Ma deuxième certitude c’est que tout en étant observateur du monde réel, je dois absolument me garder d’être donneur de leçon ou délivreur de slogans ou de messages. Il y a eu à une époque une branche de la science-fiction qui était très politisée, ça donnait des messages du type : « il faut agir maintenant camarades, sinon les forces du mal capitalistes vont nous broyer ». Moi ça ne m’intéresse pas, je préfère décrire une situation et laisser le lecteur juger. Dans Aqua TM, il y a aucun avertissement comme « vous voyez, si vous n’agissez pas maintenant… ». Non, c’est une description, une histoire. Un écrivain est un raconteur d’histoire. Je n’ai pas de message à délivrer, le message doit découler de l’histoire et des personnages, si message il y a.

Ma troisième certitude, je vais revenir au climat, c’est donc évidemment ce côté inéluctable du changement climatique. Néanmoins, je perçois quand même les germes du futur, de la nouvelle société en devenir qui est en train de germer sur les cendres de notre monde actuel. À un moment, surtout à l’époque où j’ai écrit Exode, j’ai pensé que l’humanité elle-même était condamnée, qu’on allait disparaitre comme les dinosaures. À mesure que la menace climatique se fait plus prégnante, que les réactions de cette menace ont de plus en plus d’ampleur, je vois aussi que les solutions alternatives émergent de plus en plus et indépendamment des institutions, des gouvernements, etc., que les citoyens qui ont pris conscience, peut-être certains grâce à Aqua TM, imaginent des solutions alternatives de vie, d’agriculture, des solutions de vie autre, non polluante, non énergivore, que ces solutions existent et commencent déjà à être appliquées. Donc j’ai la certitude que l’humanité survivrait, pas toute l’humanité malheureusement. Le changement va être douloureux de toute manière. Mais un autre monde est possible et il est en train de se créer maintenant. Ça pour moi c’est une vraie certitude, et je pense que quand j’aurai fini Alliances, qui est en voie d’achèvement, je pense travailler là-dessus : apporter du positif et étudier de plus près la nature de ces changements et vers quoi ils peuvent mener. Parce qu’on a besoin d’une pensée positive. Là, j’ai fait du négatif, de l’avertissement si on peut dire, ou de l’alarme, j’ai tiré l’alarme jusqu’à ce que le cordon me reste dans les mains. Donc maintenant il est temps de penser à l’après, à l’après-capitalisme, à l’après mondialisation, qui sont en train de s’effondrer là maintenant.

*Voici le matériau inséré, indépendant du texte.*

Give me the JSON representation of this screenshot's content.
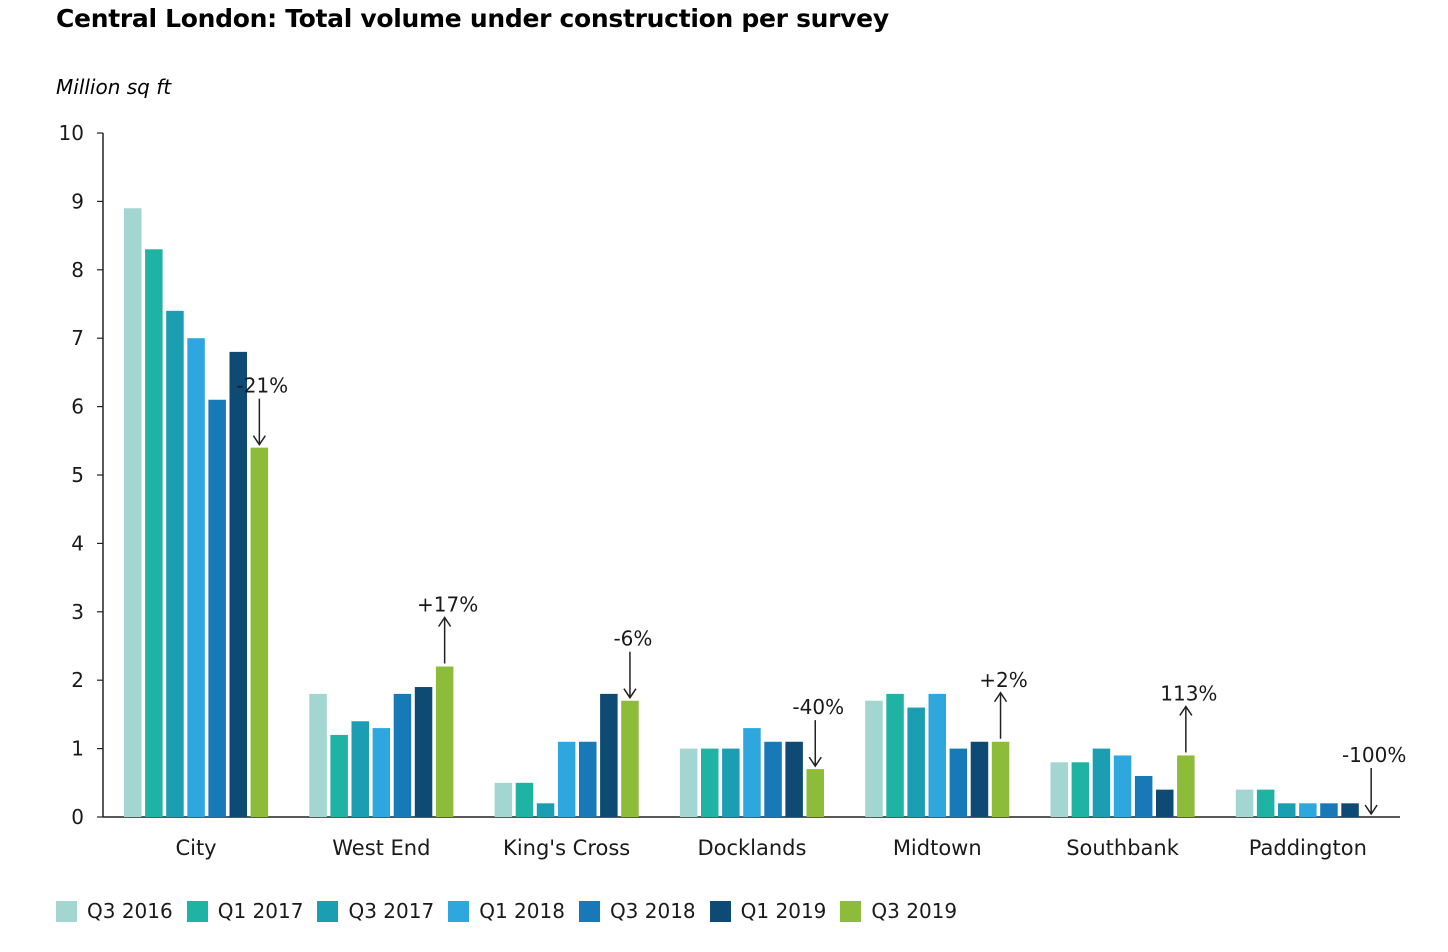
{
  "chart_data": {
    "type": "bar",
    "title": "Central London: Total volume under construction per survey",
    "ylabel": "Million sq ft",
    "xlabel": "",
    "ylim": [
      0,
      10
    ],
    "yticks": [
      "0",
      "1",
      "2",
      "3",
      "4",
      "5",
      "6",
      "7",
      "8",
      "9",
      "10"
    ],
    "categories": [
      "City",
      "West End",
      "King's Cross",
      "Docklands",
      "Midtown",
      "Southbank",
      "Paddington"
    ],
    "series": [
      {
        "name": "Q3 2016",
        "color": "#a3d6d1",
        "values": [
          8.9,
          1.8,
          0.5,
          1.0,
          1.7,
          0.8,
          0.4
        ]
      },
      {
        "name": "Q1 2017",
        "color": "#1fb3a4",
        "values": [
          8.3,
          1.2,
          0.5,
          1.0,
          1.8,
          0.8,
          0.4
        ]
      },
      {
        "name": "Q3 2017",
        "color": "#1b9db2",
        "values": [
          7.4,
          1.4,
          0.2,
          1.0,
          1.6,
          1.0,
          0.2
        ]
      },
      {
        "name": "Q1 2018",
        "color": "#2ea7de",
        "values": [
          7.0,
          1.3,
          1.1,
          1.3,
          1.8,
          0.9,
          0.2
        ]
      },
      {
        "name": "Q3 2018",
        "color": "#1779b8",
        "values": [
          6.1,
          1.8,
          1.1,
          1.1,
          1.0,
          0.6,
          0.2
        ]
      },
      {
        "name": "Q1 2019",
        "color": "#0d4a74",
        "values": [
          6.8,
          1.9,
          1.8,
          1.1,
          1.1,
          0.4,
          0.2
        ]
      },
      {
        "name": "Q3 2019",
        "color": "#8dbb3a",
        "values": [
          5.4,
          2.2,
          1.7,
          0.7,
          1.1,
          0.9,
          0.0
        ]
      }
    ],
    "annotations": [
      {
        "category": "City",
        "label": "-21%",
        "direction": "down"
      },
      {
        "category": "West End",
        "label": "+17%",
        "direction": "up"
      },
      {
        "category": "King's Cross",
        "label": "-6%",
        "direction": "down"
      },
      {
        "category": "Docklands",
        "label": "-40%",
        "direction": "down"
      },
      {
        "category": "Midtown",
        "label": "+2%",
        "direction": "up"
      },
      {
        "category": "Southbank",
        "label": "113%",
        "direction": "up"
      },
      {
        "category": "Paddington",
        "label": "-100%",
        "direction": "down"
      }
    ],
    "grid": false,
    "legend_position": "bottom"
  }
}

LVSL : Comment est-ce que vous pourriez traduire ces certitudes en politiques publiques concrètes ?

J.-M. L. : Je pense que les gouvernements, les institutions actuelles sont complètement à la masse, totalement à côté du problème. Et qu’ils n’en ont à mon avis rien à faire, parce que les gouvernements sont les marionnettes des grands lobbies et des grosses multinationales qui visent le profit à court terme avant tout. Le changement climatique, c’est quelque chose qui survient à long terme et tant qu’il est encore possible de faire du profit, ils vont faire du profit.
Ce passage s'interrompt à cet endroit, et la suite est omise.